Qualtrics's remaining performance obligation, a measure of backlog, rose 67%, year over year, to $1.362 billion. Current RPO, for the next twelve months, rose 58% to $781.5 million.
Qualtrics's net dollar retention rate, how much it makes from customers, on average, versus the prior-year period, was 125%. That was up from 122% in the prior quarter.
Asked about the increasing retention rate, Serafin told ZDNet that the key is the company being able to let a company manage in one product "all four core experiences of the business," meaning, "your product experience, your employee experience, the way brand shows up in the market, and how that actually is all embodied in how your customers end up interacting with the business."
Said Serafin, "Companies are realizing the power of what happens when you bring together these core experiences of the business onto a single system, and so they're migrating away from legacy technologies or point solution vendors or even consulting solutions that have existed, and that's also contributing."
Serafin gave an example of a financial services firm that is standardizing on the Qualtrics software. "This is a company that had a whole variety of different vendors they're using and they consolidated a number of legacy brand experience, customer experience vendors onto our platform."
For the current quarter, the company sees revenue of $296 million to $298 million, and net loss in a range of 2 cents to 4 cents. That compares to consensus for $264 million and a 4-cent loss per share.

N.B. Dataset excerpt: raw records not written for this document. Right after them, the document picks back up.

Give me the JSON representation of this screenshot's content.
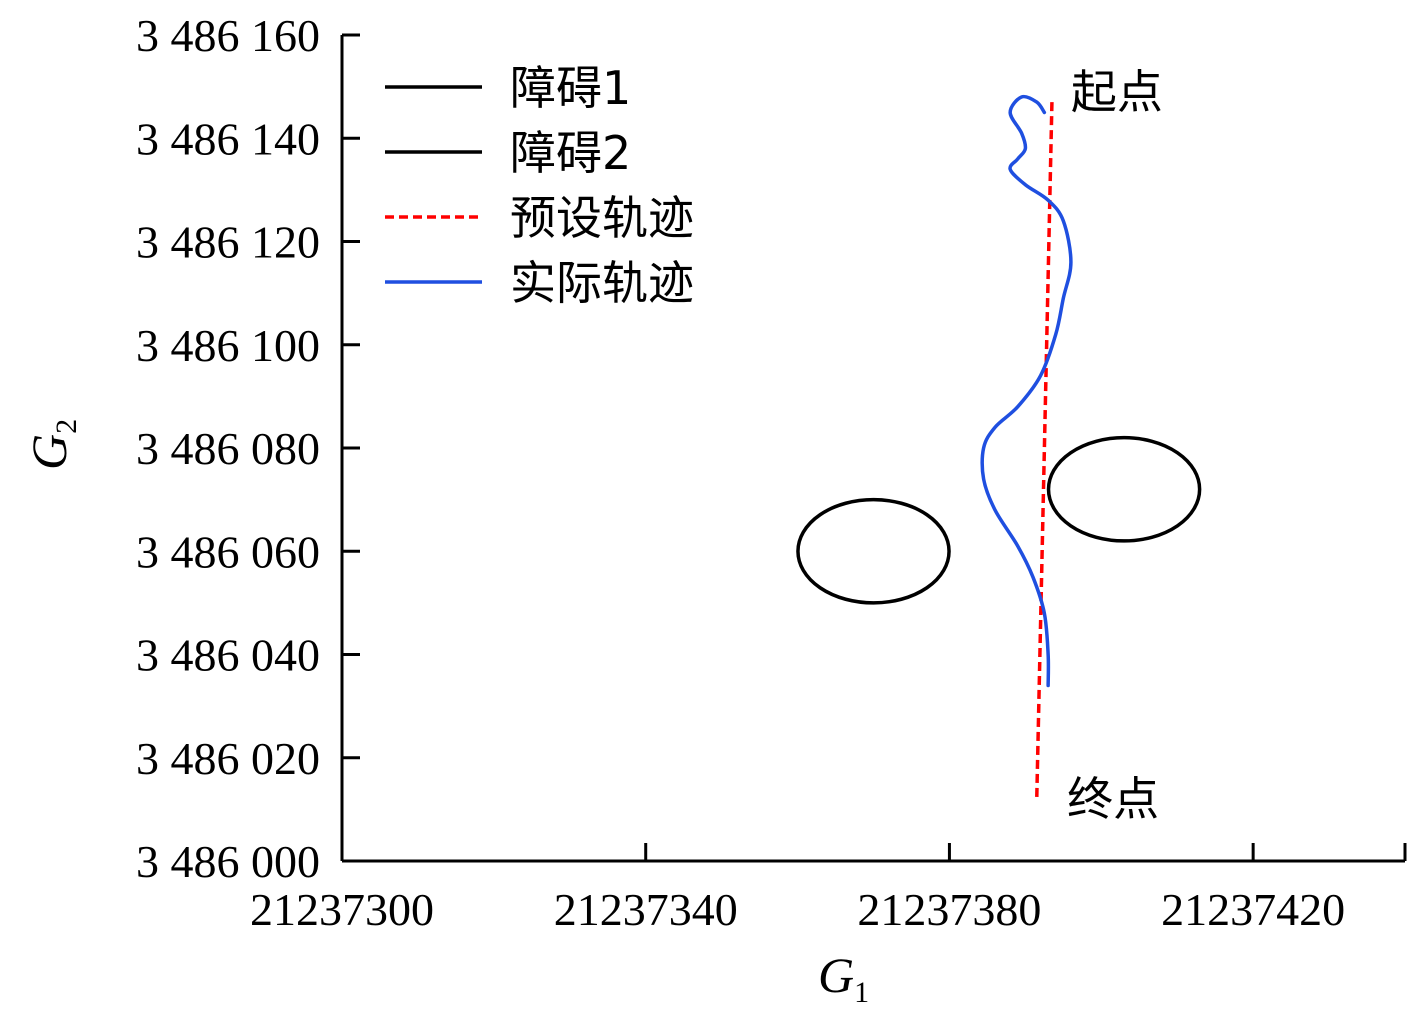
{
  "chart_data": {
    "type": "line",
    "xlabel": "G",
    "xlabel_sub": "1",
    "ylabel": "G",
    "ylabel_sub": "2",
    "xlim": [
      21237300,
      21237440
    ],
    "ylim": [
      3486000,
      3486160
    ],
    "x_ticks": [
      21237300,
      21237340,
      21237380,
      21237420
    ],
    "x_tick_labels": [
      "21237300",
      "21237340",
      "21237380",
      "21237420"
    ],
    "y_ticks": [
      3486000,
      3486020,
      3486040,
      3486060,
      3486080,
      3486100,
      3486120,
      3486140,
      3486160
    ],
    "y_tick_labels": [
      "3 486 000",
      "3 486 020",
      "3 486 040",
      "3 486 060",
      "3 486 080",
      "3 486 100",
      "3 486 120",
      "3 486 140",
      "3 486 160"
    ],
    "legend_position": "top-left",
    "grid": false,
    "series": [
      {
        "name": "障碍1",
        "kind": "ellipse",
        "color": "#000000",
        "center": [
          21237370,
          3486060
        ],
        "radii": [
          10,
          10
        ]
      },
      {
        "name": "障碍2",
        "kind": "ellipse",
        "color": "#000000",
        "center": [
          21237403,
          3486072
        ],
        "radii": [
          10,
          10
        ]
      },
      {
        "name": "预设轨迹",
        "kind": "line",
        "dash": true,
        "color": "#ff0000",
        "x": [
          21237393.5,
          21237391.5
        ],
        "y": [
          3486147,
          3486012
        ]
      },
      {
        "name": "实际轨迹",
        "kind": "line",
        "color": "#1f4fe0",
        "x": [
          21237392.5,
          21237391.5,
          21237389.5,
          21237388,
          21237389.5,
          21237390,
          21237389,
          21237388,
          21237390,
          21237393,
          21237395,
          21237396,
          21237395,
          21237394,
          21237392,
          21237389,
          21237386,
          21237384.5,
          21237384.5,
          21237386,
          21237389,
          21237391,
          21237392.5,
          21237393,
          21237393
        ],
        "y": [
          3486145,
          3486147,
          3486148,
          3486145,
          3486141,
          3486138,
          3486136,
          3486134,
          3486131,
          3486128,
          3486124,
          3486116,
          3486109,
          3486102,
          3486094,
          3486088,
          3486084,
          3486080,
          3486074,
          3486068,
          3486061,
          3486055,
          3486048,
          3486040,
          3486034
        ]
      }
    ],
    "annotations": [
      {
        "text": "起点",
        "x": 21237396,
        "y": 3486149
      },
      {
        "text": "终点",
        "x": 21237395.5,
        "y": 3486012
      }
    ]
  }
}
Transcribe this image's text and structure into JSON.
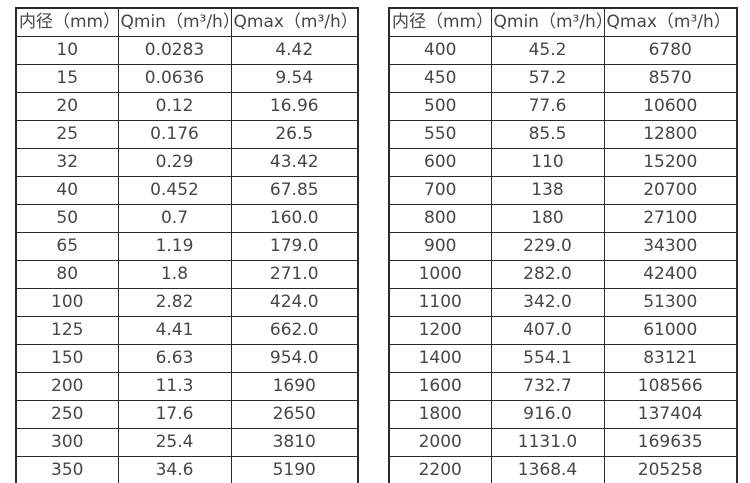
{
  "colors": {
    "background": "#ffffff",
    "border": "#2b2b2b",
    "text": "#474747"
  },
  "tables": [
    {
      "name": "small-diameter-table",
      "headers": [
        "内径（mm）",
        "Qmin（m³/h）",
        "Qmax（m³/h）"
      ],
      "rows": [
        [
          "10",
          "0.0283",
          "4.42"
        ],
        [
          "15",
          "0.0636",
          "9.54"
        ],
        [
          "20",
          "0.12",
          "16.96"
        ],
        [
          "25",
          "0.176",
          "26.5"
        ],
        [
          "32",
          "0.29",
          "43.42"
        ],
        [
          "40",
          "0.452",
          "67.85"
        ],
        [
          "50",
          "0.7",
          "160.0"
        ],
        [
          "65",
          "1.19",
          "179.0"
        ],
        [
          "80",
          "1.8",
          "271.0"
        ],
        [
          "100",
          "2.82",
          "424.0"
        ],
        [
          "125",
          "4.41",
          "662.0"
        ],
        [
          "150",
          "6.63",
          "954.0"
        ],
        [
          "200",
          "11.3",
          "1690"
        ],
        [
          "250",
          "17.6",
          "2650"
        ],
        [
          "300",
          "25.4",
          "3810"
        ],
        [
          "350",
          "34.6",
          "5190"
        ]
      ]
    },
    {
      "name": "large-diameter-table",
      "headers": [
        "内径（mm）",
        "Qmin（m³/h）",
        "Qmax（m³/h）"
      ],
      "rows": [
        [
          "400",
          "45.2",
          "6780"
        ],
        [
          "450",
          "57.2",
          "8570"
        ],
        [
          "500",
          "77.6",
          "10600"
        ],
        [
          "550",
          "85.5",
          "12800"
        ],
        [
          "600",
          "110",
          "15200"
        ],
        [
          "700",
          "138",
          "20700"
        ],
        [
          "800",
          "180",
          "27100"
        ],
        [
          "900",
          "229.0",
          "34300"
        ],
        [
          "1000",
          "282.0",
          "42400"
        ],
        [
          "1100",
          "342.0",
          "51300"
        ],
        [
          "1200",
          "407.0",
          "61000"
        ],
        [
          "1400",
          "554.1",
          "83121"
        ],
        [
          "1600",
          "732.7",
          "108566"
        ],
        [
          "1800",
          "916.0",
          "137404"
        ],
        [
          "2000",
          "1131.0",
          "169635"
        ],
        [
          "2200",
          "1368.4",
          "205258"
        ]
      ]
    }
  ]
}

For the full year, the company raised its outlook for revenue to a range of $1.056 billion to $1.058 billion, and EPS of 2 cents to 4 cents. That is up from a forecast offered back in July for revenue of $1.007 billion to $1.011 billion, and EPS from breakeven to negative 2 cents per share.
It is also higher than consensus of $1.012 billion and a 1-cent loss per share.
Asked about the surprise profit and higher-than expected profit view, CFO CFO Rob Bachman said it was "driven by the strong performance on the top line, the outperformance there, that's flowing to the bottom line in the current quarter."
"When you look at the guidance we provided last quarter, it was zero to 1% on the non-GAAP operating margin," he added, but, "we'll come in around 5%." However, Qualtrics is focused on "investing and capturing the growth," said Bachman, noting the company hired 485 employees during Q3.